Aus der Tiefe rufe ich zu Dir – Vertonungen des 130. Psalms zur Passion

Drei Monate haben sich der Kirchenchor und Gastsänger unter Leitung unserer Kantorin Ines Gnettner gemeinsam auf drei Vertonungen des 130. Psalms eingelassen. Diese und anderes werden am Sonntag, den 31. März, um 18 Uhr in der Emmauskirche Feldkirchen aufgeführt.

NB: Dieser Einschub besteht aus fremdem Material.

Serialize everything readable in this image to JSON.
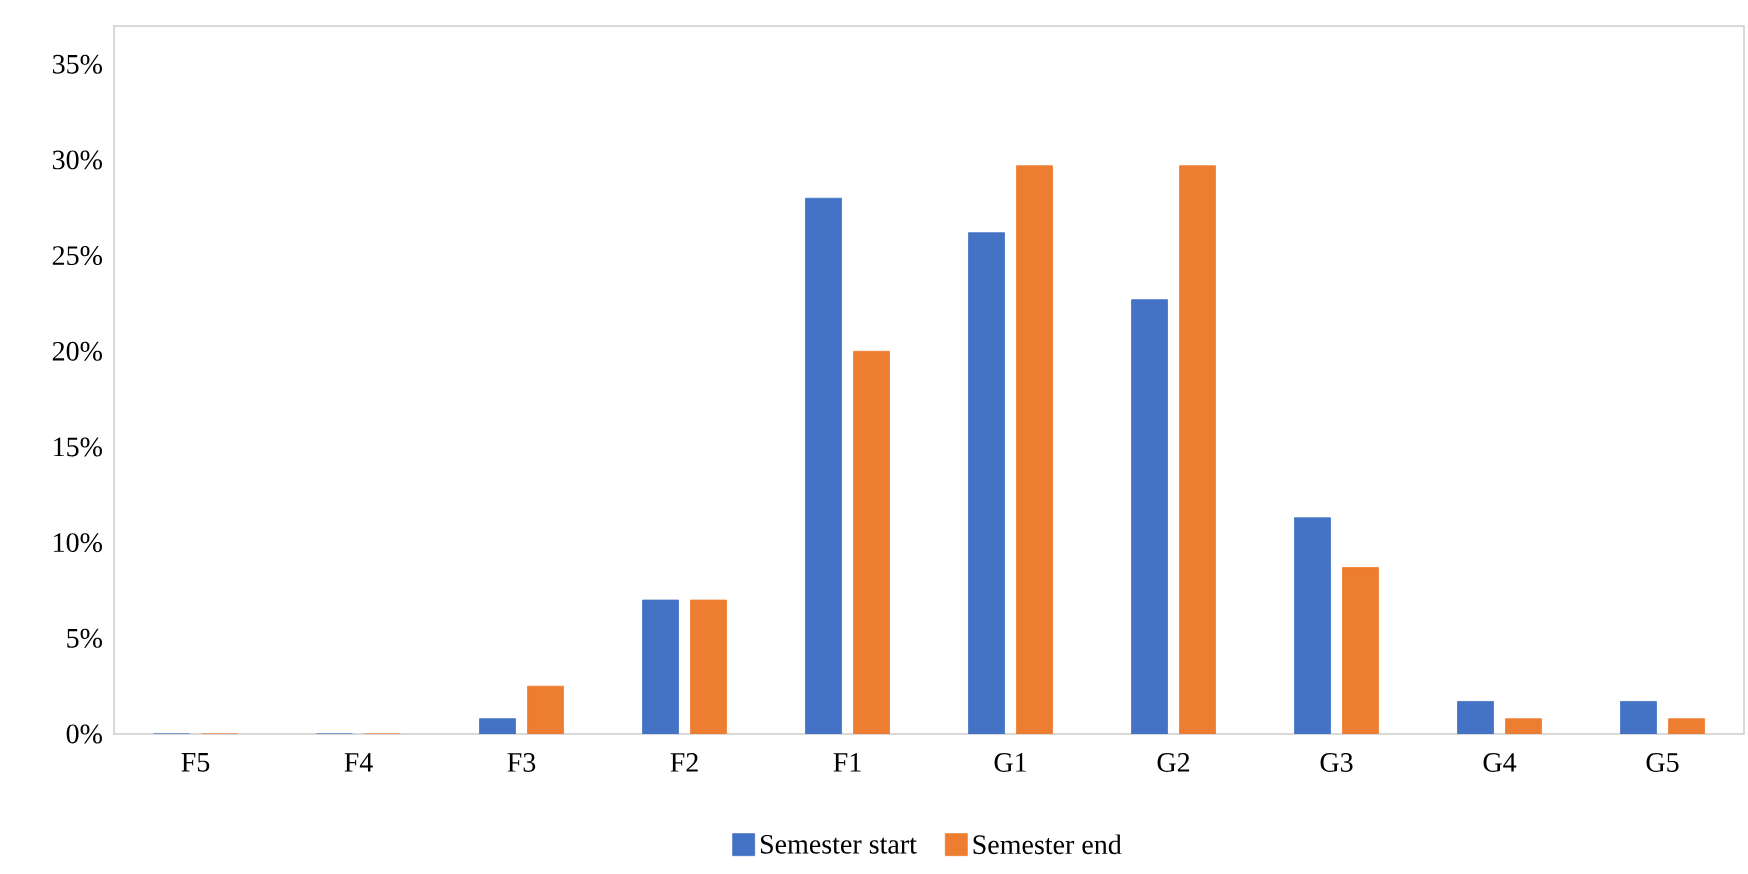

Johann Schelle (1648 – 1701) war immerhin von 1677 bis zu seinem Tod Leipziger Thomaskantor und damit Vorgänger von J. S. Bach. Seine Kantaten, selten gehört, sind kleingliedrig, liedhafte Soloeinlagen stehen zwischen fugierten Chorsätzen, unterstützt von Streichinstrumenten und Basso continuo.

Der böhmische Komponist Jan Dismas Zelenka wurde 1679 in Launowitz geboren, studierte in Prag, arbeitete aber später in Wien und in Dresden, wo er 1745 starb. Er gilt als der bedeutendste tschechische Barockkomponist, der unzählige Messen, Lamentationen, Responsorienvertonungen und Oratorien geschrieben hat. Sein Vesperpsalm "De Profundis" ist ebenfalls selten zu hören. Hier brillieren Bass und Tenor mit höchst virtuosen Solopassagen.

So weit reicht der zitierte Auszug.